The Committee has adopted a new instruction, M Crim JI 41.4 (Making, Possessing, or Providing an Eavesdropping Device), for the crime set forth in MCL 750.539f. The new instruction is effective August 1, 2025.
[NEW] M Crim JI 41.4
Making, Possessing, or Providing an Eavesdropping Device
(1) The defendant is charged with the crime of making, possessing, or providing an eavesdropping device. To prove this charge, the prosecutor must prove each of the following elements beyond a reasonable doubt:
(2) First, that the defendant [made a device1 / possessed a device / provided a device to (identify recipient)] that could overhear, record, amplify, or transmit the private discussion of other persons.
(3) Second, that the defendant [intended to use the device / intended to allow the device to be used] to overhear, record, amplify, or transmit the private discussion of others without all persons’ permission.2
[Persons can include individuals, partnerships, corporations, or associations.]3
[Use the following if the defendant is alleged to have provided the eavesdropping device to someone else:]

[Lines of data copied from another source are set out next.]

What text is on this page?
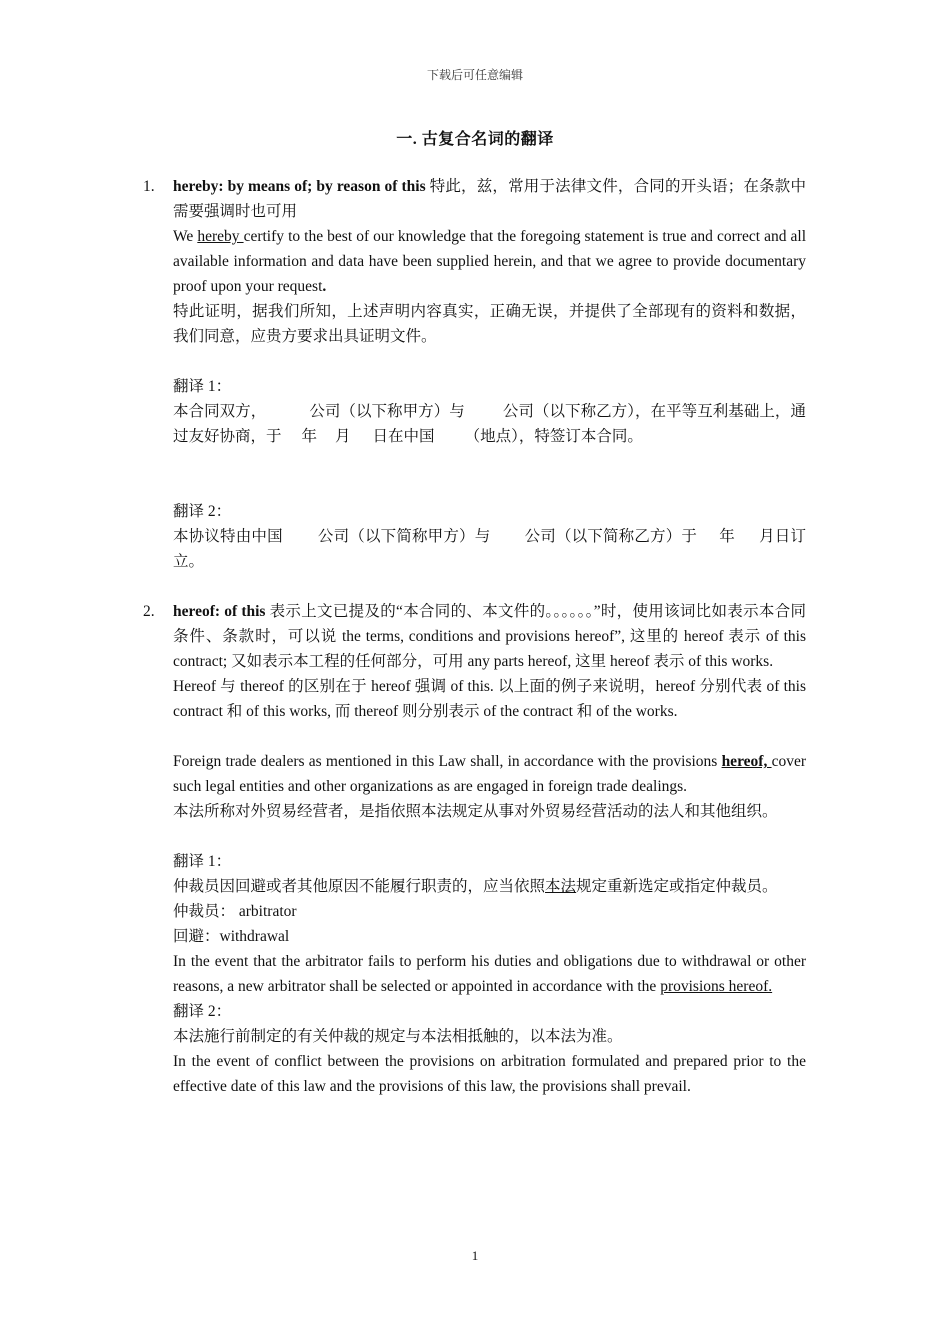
下载后可任意编辑
一. 古复合名词的翻译
1. hereby: by means of; by reason of this 特此，兹，常用于法律文件，合同的开头语；在条款中需要强调时也可用

We hereby certify to the best of our knowledge that the foregoing statement is true and correct and all available information and data have been supplied herein, and that we agree to provide documentary proof upon your request.

特此证明，据我们所知，上述声明内容真实，正确无误，并提供了全部现有的资料和数据，我们同意，应贵方要求出具证明文件。

翻译 1：

本合同双方，	公司（以下称甲方）与 公司（以下称乙方），在平等互利基础上，通过友好协商，于 年 月 日在中国 （地点），特签订本合同。

翻译 2：

本协议特由中国 公司（以下简称甲方）与 公司（以下简称乙方）于 年 月日订立。

2. hereof: of this 表示上文已提及的“本合同的、本文件的。。。。。。”时，使用该词比如表示本合同条件、条款时，可以说 the terms, conditions and provisions hereof”, 这里的 hereof 表示 of this contract; 又如表示本工程的任何部分，可用 any parts hereof, 这里 hereof 表示 of this works.

Hereof 与 thereof 的区别在于 hereof 强调 of this. 以上面的例子来说明，hereof 分别代表 of this contract 和 of this works, 而 thereof 则分别表示 of the contract 和 of the works.

Foreign trade dealers as mentioned in this Law shall, in accordance with the provisions hereof, cover such legal entities and other organizations as are engaged in foreign trade dealings.

本法所称对外贸易经营者，是指依照本法规定从事对外贸易经营活动的法人和其他组织。

翻译 1：

仲裁员因回避或者其他原因不能履行职责的，应当依照本法规定重新选定或指定仲裁员。

仲裁员： arbitrator

回避：withdrawal

In the event that the arbitrator fails to perform his duties and obligations due to withdrawal or other reasons, a new arbitrator shall be selected or appointed in accordance with the provisions hereof.

翻译 2：

本法施行前制定的有关仲裁的规定与本法相抵触的，以本法为准。

In the event of conflict between the provisions on arbitration formulated and prepared prior to the effective date of this law and the provisions of this law, the provisions shall prevail.

1
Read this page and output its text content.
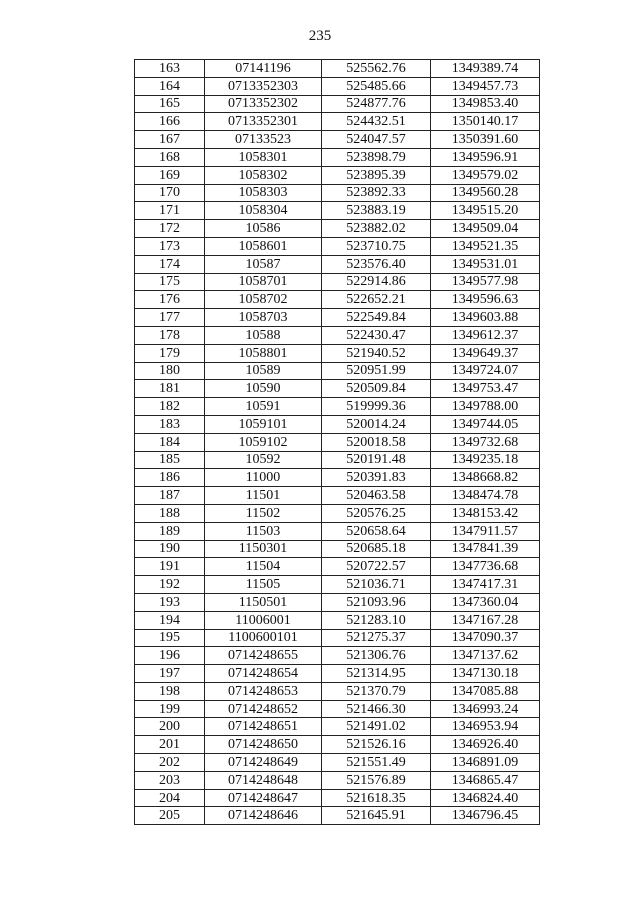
235
163	07141196	525562.76	1349389.74
164	0713352303	525485.66	1349457.73
165	0713352302	524877.76	1349853.40
166	0713352301	524432.51	1350140.17
167	07133523	524047.57	1350391.60
168	1058301	523898.79	1349596.91
169	1058302	523895.39	1349579.02
170	1058303	523892.33	1349560.28
171	1058304	523883.19	1349515.20
172	10586	523882.02	1349509.04
173	1058601	523710.75	1349521.35
174	10587	523576.40	1349531.01
175	1058701	522914.86	1349577.98
176	1058702	522652.21	1349596.63
177	1058703	522549.84	1349603.88
178	10588	522430.47	1349612.37
179	1058801	521940.52	1349649.37
180	10589	520951.99	1349724.07
181	10590	520509.84	1349753.47
182	10591	519999.36	1349788.00
183	1059101	520014.24	1349744.05
184	1059102	520018.58	1349732.68
185	10592	520191.48	1349235.18
186	11000	520391.83	1348668.82
187	11501	520463.58	1348474.78
188	11502	520576.25	1348153.42
189	11503	520658.64	1347911.57
190	1150301	520685.18	1347841.39
191	11504	520722.57	1347736.68
192	11505	521036.71	1347417.31
193	1150501	521093.96	1347360.04
194	11006001	521283.10	1347167.28
195	1100600101	521275.37	1347090.37
196	0714248655	521306.76	1347137.62
197	0714248654	521314.95	1347130.18
198	0714248653	521370.79	1347085.88
199	0714248652	521466.30	1346993.24
200	0714248651	521491.02	1346953.94
201	0714248650	521526.16	1346926.40
202	0714248649	521551.49	1346891.09
203	0714248648	521576.89	1346865.47
204	0714248647	521618.35	1346824.40
205	0714248646	521645.91	1346796.45
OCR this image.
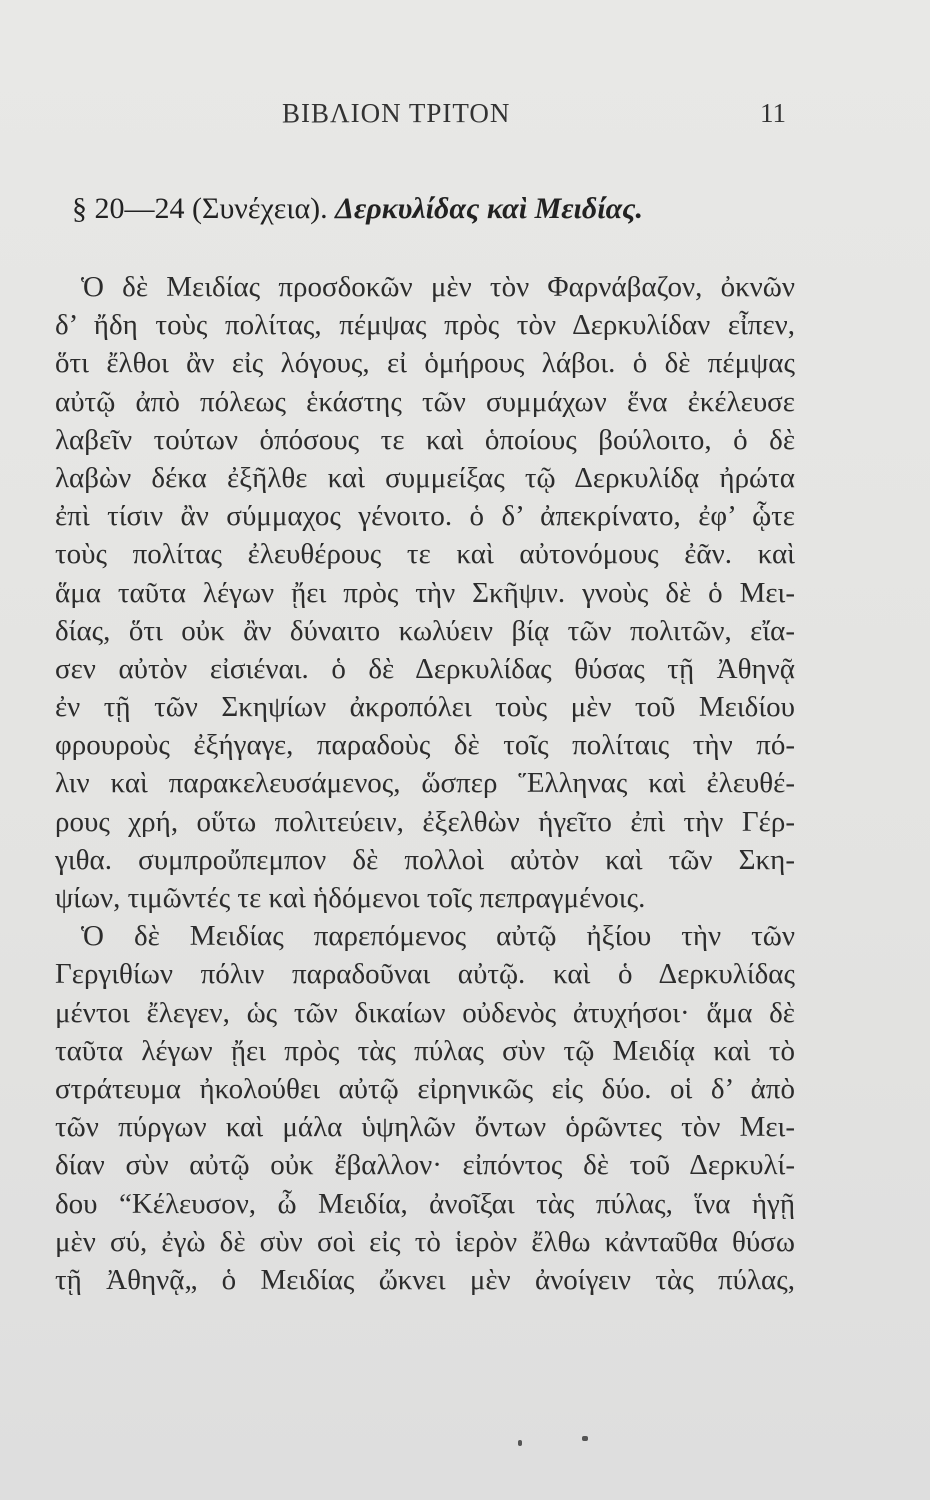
ΒΙΒΛΙΟΝ ΤΡΙΤΟΝ	11
§ 20—24 (Συνέχεια). Δερκυλίδας καὶ Μειδίας.
Ὁ δὲ Μειδίας προσδοκῶν μὲν τὸν Φαρνάβαζον, ὀκνῶν
δ’ ἤδη τοὺς πολίτας, πέμψας πρὸς τὸν Δερκυλίδαν εἶπεν,
ὅτι ἔλθοι ἂν εἰς λόγους, εἰ ὁμήρους λάβοι. ὁ δὲ πέμψας
αὐτῷ ἀπὸ πόλεως ἑκάστης τῶν συμμάχων ἕνα ἐκέλευσε
λαβεῖν τούτων ὁπόσους τε καὶ ὁποίους βούλοιτο, ὁ δὲ
λαβὼν δέκα ἐξῆλθε καὶ συμμείξας τῷ Δερκυλίδᾳ ἠρώτα
ἐπὶ τίσιν ἂν σύμμαχος γένοιτο. ὁ δ’ ἀπεκρίνατο, ἐφ’ ᾧτε
τοὺς πολίτας ἐλευθέρους τε καὶ αὐτονόμους ἐᾶν. καὶ
ἅμα ταῦτα λέγων ᾔει πρὸς τὴν Σκῆψιν. γνοὺς δὲ ὁ Μει-
δίας, ὅτι οὐκ ἂν δύναιτο κωλύειν βίᾳ τῶν πολιτῶν, εἴα-
σεν αὐτὸν εἰσιέναι. ὁ δὲ Δερκυλίδας θύσας τῇ Ἀθηνᾷ
ἐν τῇ τῶν Σκηψίων ἀκροπόλει τοὺς μὲν τοῦ Μειδίου
φρουροὺς ἐξήγαγε, παραδοὺς δὲ τοῖς πολίταις τὴν πό-
λιν καὶ παρακελευσάμενος, ὥσπερ Ἕλληνας καὶ ἐλευθέ-
ρους χρή, οὕτω πολιτεύειν, ἐξελθὼν ἡγεῖτο ἐπὶ τὴν Γέρ-
γιθα. συμπροὔπεμπον δὲ πολλοὶ αὐτὸν καὶ τῶν Σκη-
ψίων, τιμῶντές τε καὶ ἡδόμενοι τοῖς πεπραγμένοις.
Ὁ δὲ Μειδίας παρεπόμενος αὐτῷ ἠξίου τὴν τῶν
Γεργιθίων πόλιν παραδοῦναι αὐτῷ. καὶ ὁ Δερκυλίδας
μέντοι ἔλεγεν, ὡς τῶν δικαίων οὐδενὸς ἀτυχήσοι· ἅμα δὲ
ταῦτα λέγων ᾔει πρὸς τὰς πύλας σὺν τῷ Μειδίᾳ καὶ τὸ
στράτευμα ἠκολούθει αὐτῷ εἰρηνικῶς εἰς δύο. οἱ δ’ ἀπὸ
τῶν πύργων καὶ μάλα ὑψηλῶν ὄντων ὁρῶντες τὸν Μει-
δίαν σὺν αὐτῷ οὐκ ἔβαλλον· εἰπόντος δὲ τοῦ Δερκυλί-
δου “Κέλευσον, ὦ Μειδία, ἀνοῖξαι τὰς πύλας, ἵνα ἡγῇ
μὲν σύ, ἐγὼ δὲ σὺν σοὶ εἰς τὸ ἱερὸν ἔλθω κἀνταῦθα θύσω
τῇ Ἀθηνᾷ„ ὁ Μειδίας ὤκνει μὲν ἀνοίγειν τὰς πύλας,
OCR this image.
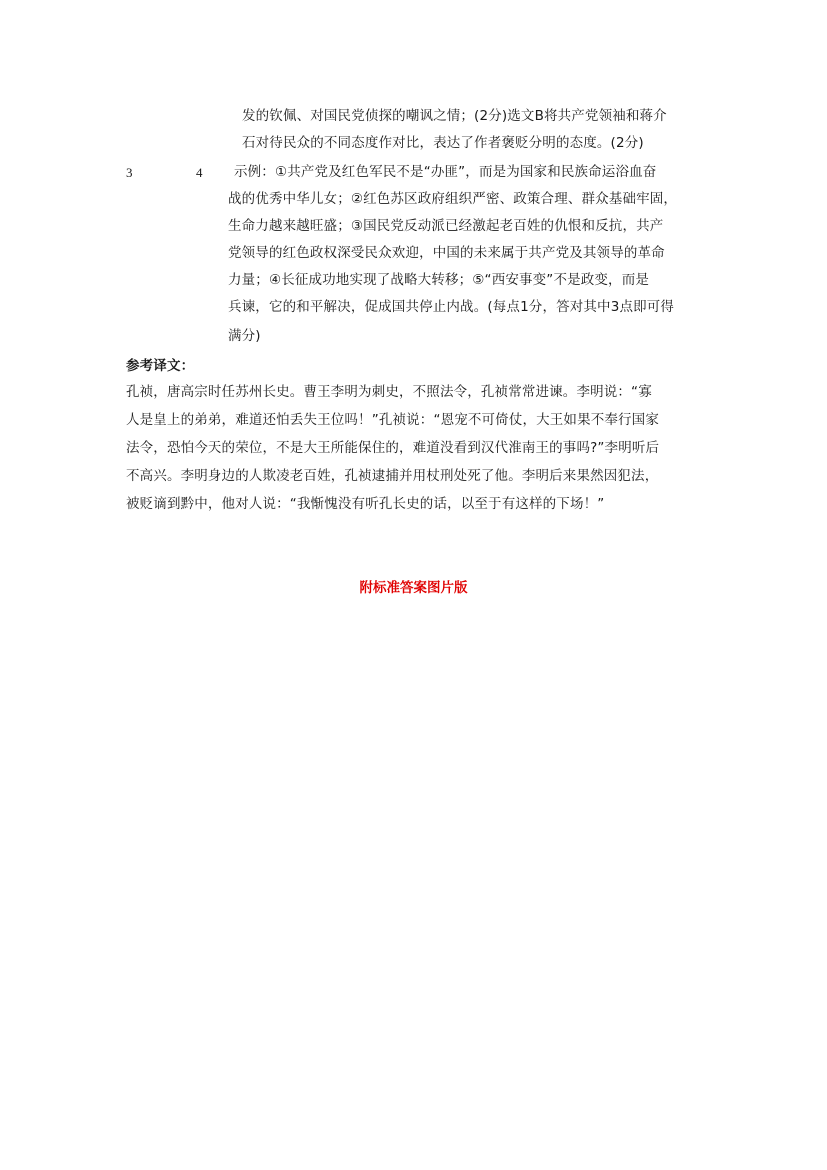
发的钦佩、对国民党侦探的嘲讽之情；(2分)选文B将共产党领袖和蒋介
石对待民众的不同态度作对比，表达了作者褒贬分明的态度。(2分)
3	4 示例：①共产党及红色军民不是“办匪”，而是为国家和民族命运浴血奋
战的优秀中华儿女；②红色苏区政府组织严密、政策合理、群众基础牢固，
生命力越来越旺盛；③国民党反动派已经激起老百姓的仇恨和反抗，共产
党领导的红色政权深受民众欢迎，中国的未来属于共产党及其领导的革命
力量；④长征成功地实现了战略大转移；⑤“西安事变”不是政变，而是
兵谏，它的和平解决，促成国共停止内战。(每点1分，答对其中3点即可得
满分)
参考译文：
孔祯，唐高宗时任苏州长史。曹王李明为刺史，不照法令，孔祯常常进谏。李明说：“寡
人是皇上的弟弟，难道还怕丢失王位吗！”孔祯说：“恩宠不可倚仗，大王如果不奉行国家
法令，恐怕今天的荣位，不是大王所能保住的，难道没看到汉代淮南王的事吗?”李明听后
不高兴。李明身边的人欺凌老百姓，孔祯逮捕并用杖刑处死了他。李明后来果然因犯法，
被贬谪到黔中，他对人说：“我惭愧没有听孔长史的话，以至于有这样的下场！”
附标准答案图片版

(4) Third, that when the defendant provided the device, [he / she] knew that it was intended to be used to overhear, record, amplify, or transmit the private discussion of others without all persons’ permission.
Use Notes
(1) MCL 750.539f provides “any device, contrivance, machine or apparatus designed or commonly used for eavesdropping.” The court may use any synonymous term.
(2) This is the definition of eavesdropping found at MCL 750.539a(2).
(3) MCL 750.539a(4) defines person as “any individual, partnership, corporation or association.” Use this definition where a complainant could be a partnership, corporation, or association.